Finning
- Company type: Public (TSX: FTT)
- Industry: Industrial Equipment Wholesale
- Founded: Vancouver, British Columbia (1933)
- Headquarters: Edmonton, Alberta
- Area served: Argentina Bolivia Canada (British Columbia, Alberta, Saskatchewan, Yukon, Northwest Territories) Chile Ireland United Kingdom
- Key people: Kevin Parkes, President & CEO
- Products: Industrial products distribution & support services
- Revenue: ▲$11.13 billion CAN (2024)
- Number of employees: 13,975 (2023)
- Website: finning.com

= Finning =

Canadian Caterpillar dealer

Finning is a Canadian industrial equipment dealer specializing in Caterpillar products. It is responsible for selling, renting and providing parts and service for equipment and engines to customers in industries including mining, construction, petroleum, forestry and a wide range of power systems applications. According to the company, it is the largest Caterpillar dealer in the world.

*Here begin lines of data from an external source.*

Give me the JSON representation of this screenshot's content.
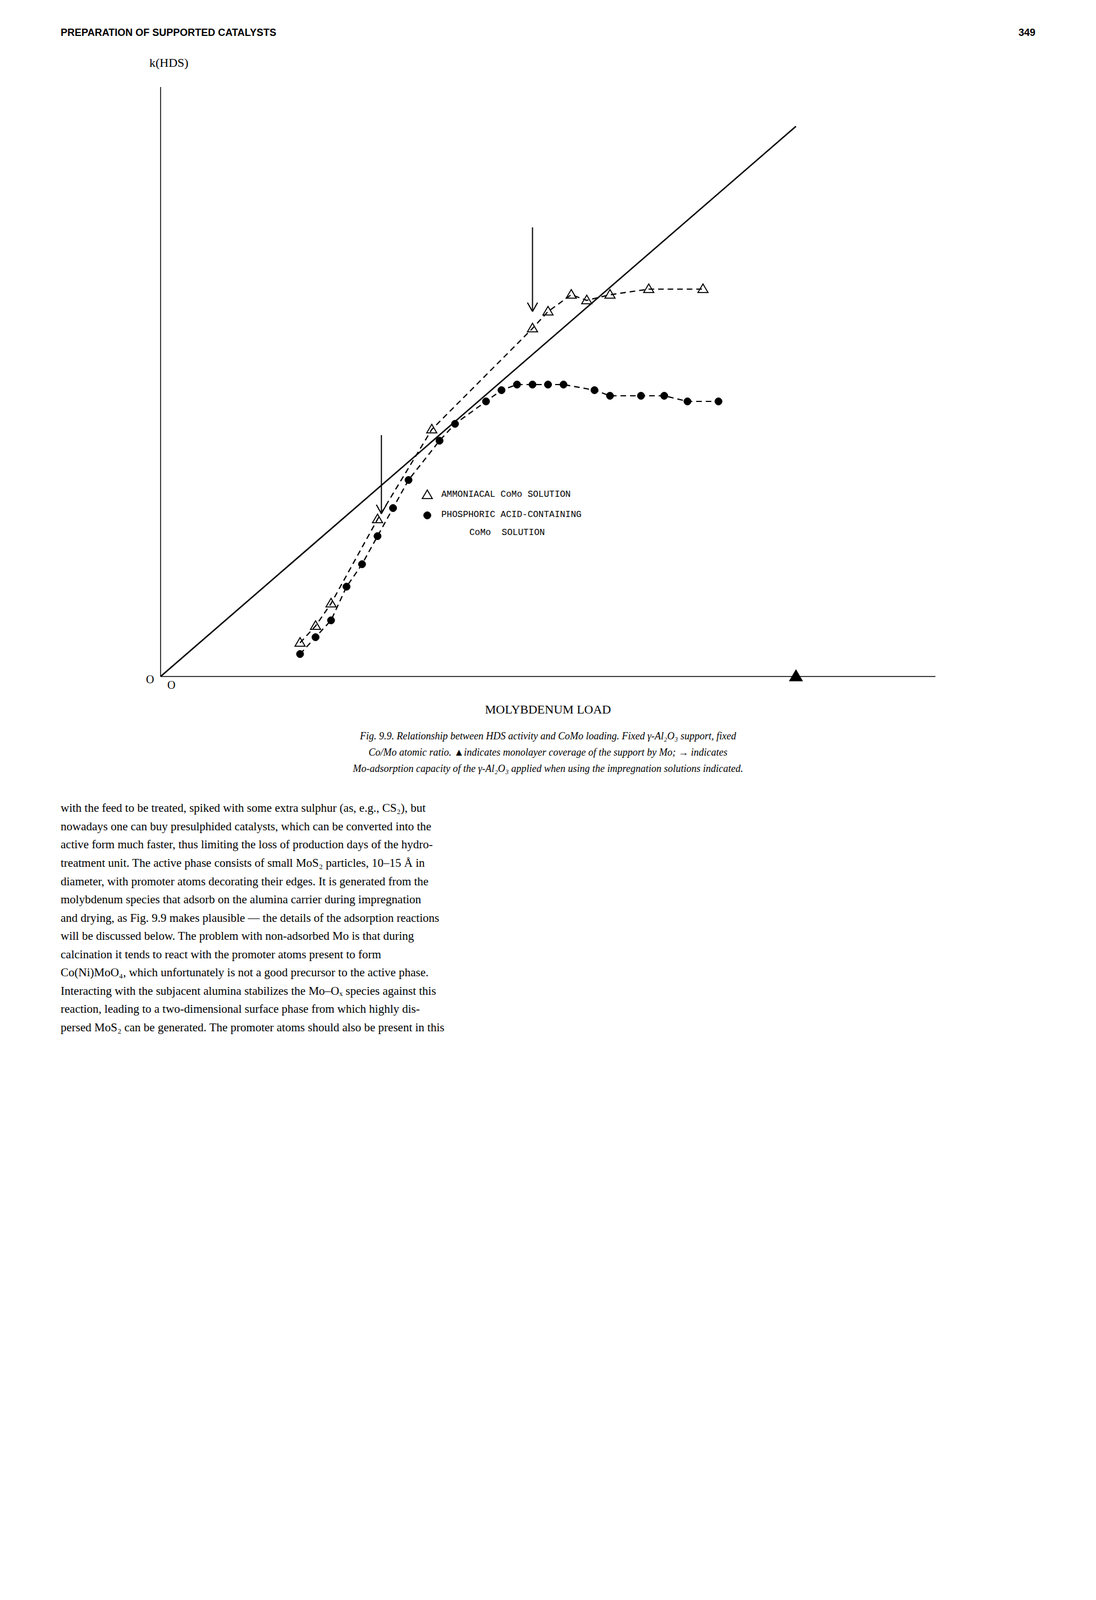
{
  "chart_data": {
    "type": "line",
    "x_label": "MOLYBDENUM LOAD",
    "y_label": "k(HDS)",
    "xlim": [
      0,
      1.0
    ],
    "ylim": [
      0,
      1.05
    ],
    "xticks": [],
    "yticks": [],
    "tick_labels": false,
    "grid": false,
    "series": [
      {
        "name": "AMMONIACAL CoMo SOLUTION",
        "color": "#000000",
        "marker": "triangle_open",
        "line_style": "dashed",
        "x": [
          0.18,
          0.2,
          0.22,
          0.28,
          0.35,
          0.48,
          0.5,
          0.53,
          0.55,
          0.58,
          0.63,
          0.7
        ],
        "values": [
          0.06,
          0.09,
          0.13,
          0.28,
          0.44,
          0.62,
          0.65,
          0.68,
          0.67,
          0.68,
          0.69,
          0.69
        ]
      },
      {
        "name": "PHOSPHORIC ACID-CONTAINING\nCoMo  SOLUTION",
        "color": "#000000",
        "marker": "circle",
        "line_style": "dashed",
        "x": [
          0.18,
          0.2,
          0.22,
          0.24,
          0.26,
          0.28,
          0.3,
          0.32,
          0.36,
          0.38,
          0.42,
          0.44,
          0.46,
          0.48,
          0.5,
          0.52,
          0.56,
          0.58,
          0.62,
          0.65,
          0.68,
          0.72
        ],
        "values": [
          0.04,
          0.07,
          0.1,
          0.16,
          0.2,
          0.25,
          0.3,
          0.35,
          0.42,
          0.45,
          0.49,
          0.51,
          0.52,
          0.52,
          0.52,
          0.52,
          0.51,
          0.5,
          0.5,
          0.5,
          0.49,
          0.49
        ]
      },
      {
        "color": "#000000",
        "marker": "none",
        "line_style": "solid",
        "x": [
          0.0,
          0.82
        ],
        "values": [
          0.0,
          0.98
        ]
      }
    ],
    "arrows": [
      {
        "x": 0.48,
        "y_from": 0.8,
        "y_to": 0.65
      },
      {
        "x": 0.285,
        "y_from": 0.43,
        "y_to": 0.29
      }
    ],
    "markers": [
      {
        "x": 0.82,
        "y": 0.0,
        "marker": "triangle",
        "color": "#000000"
      }
    ],
    "origin_labels": [
      "O",
      "O"
    ],
    "header": [
      "PREPARATION OF SUPPORTED CATALYSTS",
      "349"
    ],
    "caption": [
      "Fig. 9.9. Relationship between HDS activity and CoMo loading. Fixed γ-Al₂O₃ support, fixed",
      "Co/Mo atomic ratio. ▲indicates monolayer coverage of the support by Mo; → indicates",
      "Mo-adsorption capacity of the γ-Al₂O₃ applied when using the impregnation solutions indicated."
    ],
    "body_text": "with the feed to be treated, spiked with some extra sulphur (as, e.g., CS₂), but\nnowadays one can buy presulphided catalysts, which can be converted into the\nactive form much faster, thus limiting the loss of production days of the hydro-\ntreatment unit. The active phase consists of small MoS₂ particles, 10–15 Å in\ndiameter, with promoter atoms decorating their edges. It is generated from the\nmolybdenum species that adsorb on the alumina carrier during impregnation\nand drying, as Fig. 9.9 makes plausible — the details of the adsorption reactions\nwill be discussed below. The problem with non-adsorbed Mo is that during\ncalcination it tends to react with the promoter atoms present to form\nCo(Ni)MoO₄, which unfortunately is not a good precursor to the active phase.\nInteracting with the subjacent alumina stabilizes the Mo–Oₓ species against this\nreaction, leading to a two-dimensional surface phase from which highly dis-\npersed MoS₂ can be generated. The promoter atoms should also be present in this"
  }
}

Finning employs more than 13,000 people worldwide and operates in three geographies (Western Canada, South America, and UK and Ireland), with its head office in Edmonton, Alberta, Canada.

In Western Canada, Finning provides product support services across British Columbia, Yukon, Alberta, Saskatchewan, the Northwest Territories, and a portion of Nunavut.

Finning (FINSA) in South America, Finning’s regional head office is located in Santiago, Chile, and product support services are provided across Chile, Argentina and Bolivia.

Finning (FINUKI) in the United Kingdom and Ireland, Finning’s regional head office is in Cannock, UK, and product support services are provided across the two countries.

== History ==

Earl B. Finning started the Finning business in 1933 in western Canada. The business expanded, and by 1965, the company had more than one thousand employees and annual revenues of up to $78 million. In 1969, Finning went public, with its common shares trading on the Vancouver and Toronto stock exchanges under the symbol FTT. Finning remains one of only a handful of publicly traded Caterpillar dealers. In 1983, Finning acquired the right to represent Caterpillar in western England, Wales and Scotland. Then in 1989, Finning expanded into Alberta and the Northwest Territories.

By 2003, Finning was operating as the sole dealer of Caterpillar equipment in England, Scotland, Wales, as well as in Chile, Argentina and Bolivia. In 2004, Finning invested in OEM Remanufacturing, a component rebuild facility in Edmonton, Alberta. Finning was appointed dealer in Northern Ireland and the Republic of Ireland in 2010. In 2015 Finning expanded to Saskatchewan, acquiring Regina based Kramer Caterpillar for $230 million CAD.

Today, Finning operates in six countries, with annual revenues of $6.2 billion (2017), and is the largest Caterpillar dealer in the world.